1. Having workflows to be able to provide meaningful context quickly. Very helpful.
2. Arbitrary incantations.
I think No. 2 may provide some random amounts of value with one model and not the other, but as a practitioner you shouldn't need to worry about it long-term. Patterns models pay attention to will change over time, especially as they become more capable. No. 1 is where the value is at.
As my example as a systems grad student, I find it a lot more useful to maintain a project wiki with LLMs in the picture. It makes coordinating with human collaborators easier too, and I just copy paste the entire wiki before beginning a conversation. Any time I have a back-and-forth with an LLM about some design discussions that I want archived, I ask them to emit markdown which I then copy paste into the wiki. It's not perfectly organized but it keeps the key bits there and makes generating papers etc. that much easier.
The author deserves more credit here, than just "vibing".
I use these prompts everywhere. I get significantly better results mostly because it encourages backtracking and if I were to guess, enforces a higher confidence threshold before acting.
The expert engineering ones usually end up creating mountains of slop, refactoring things, and touching a bunch of code it has no business messing with.
I also have used lazy prompts: "You are positively allergic to rewriting anything that already exists. You have multiple mcps at your disposal to look for existing solutions and thoroughly read their documentation, bug reports, and git history. You really strongly prefer finding appropriate libraries instead of maintaining your own code"
You just described one critical aspect of engineering: discovering a property of a system and feeding that knowledge back into a systematic, iterative process of refinement.
But yeah prompt engineering is a field for a reason, as it takes time and experience to get it right.
Problem with LLMs as well is that it’s inherently probabilistic, so sometimes it’ll just choose an answer with a super low probability. We’ll probably get better at this in the next few years.

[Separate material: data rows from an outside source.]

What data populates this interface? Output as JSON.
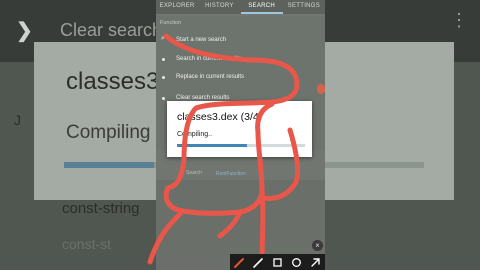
{
  "background": {
    "title": "Clear search",
    "card_title": "classes3",
    "card_status": "Compiling",
    "line1": "const-string",
    "line2": "const-st",
    "side_letter": "J"
  },
  "phone": {
    "tabs": [
      {
        "label": "EXPLORER",
        "active": false
      },
      {
        "label": "HISTORY",
        "active": false
      },
      {
        "label": "SEARCH",
        "active": true
      },
      {
        "label": "SETTINGS",
        "active": false
      }
    ],
    "menu_header": "Function",
    "menu_items": [
      "Start a new search",
      "Search in current results",
      "Replace in current results",
      "Clear search results"
    ],
    "footer_text": "Search",
    "footer_link": "RootFunction",
    "dialog": {
      "title": "classes3.dex (3/4)",
      "status": "Compiling..",
      "progress": 0.55
    }
  },
  "toolbar": {
    "tools": [
      {
        "name": "pen-tool-icon",
        "color": "#e4572e"
      },
      {
        "name": "eraser-tool-icon",
        "color": "#ffffff"
      },
      {
        "name": "rectangle-tool-icon",
        "color": "#ffffff"
      },
      {
        "name": "circle-tool-icon",
        "color": "#ffffff"
      },
      {
        "name": "arrow-tool-icon",
        "color": "#ffffff"
      }
    ],
    "close_glyph": "×"
  },
  "colors": {
    "annotation": "#e9564a",
    "accent": "#3f86b3"
  }
}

Quantitative benchmarks are not necessary anyway. A method either gets results or it doesn't.
Those prompts should be renamed as hints. Because that's all they are. Every LLM today ignores prompts if they conflict with its sole overarching goal: to give you an answer no matter whether it's true or not.
I like to think of them as beginnings of an arbitrary document which I hope will be autocompleted in a direction I find useful... By an algorithm with the overarching "goal" of Make Document Bigger.
(As an engineer it’s part of your job to know if the problem is being solved correctly.)
You invoke "engineering principles", but software engineers constantly trade in likelihoods, confidence intervals, and risk envelopes. Using LLMs is no different in that respect. It's not rocket science. It's manageable.
What's the alternative?
Are you Insinuating that dealing with unstable and unpredictable systems isn't somewhere engineering principles are frequently applied to solve complex problems?
It’s surprisingly effective to ask LLMs to help you write prompts as well, i.e. all my prompt snippets were designed with help of an LLM.
I personally keep them all in an org-mode file and copy/paste them on demand in a ChatGPT chat as I prefer more “discussion”-style interactions, but the approach is the same.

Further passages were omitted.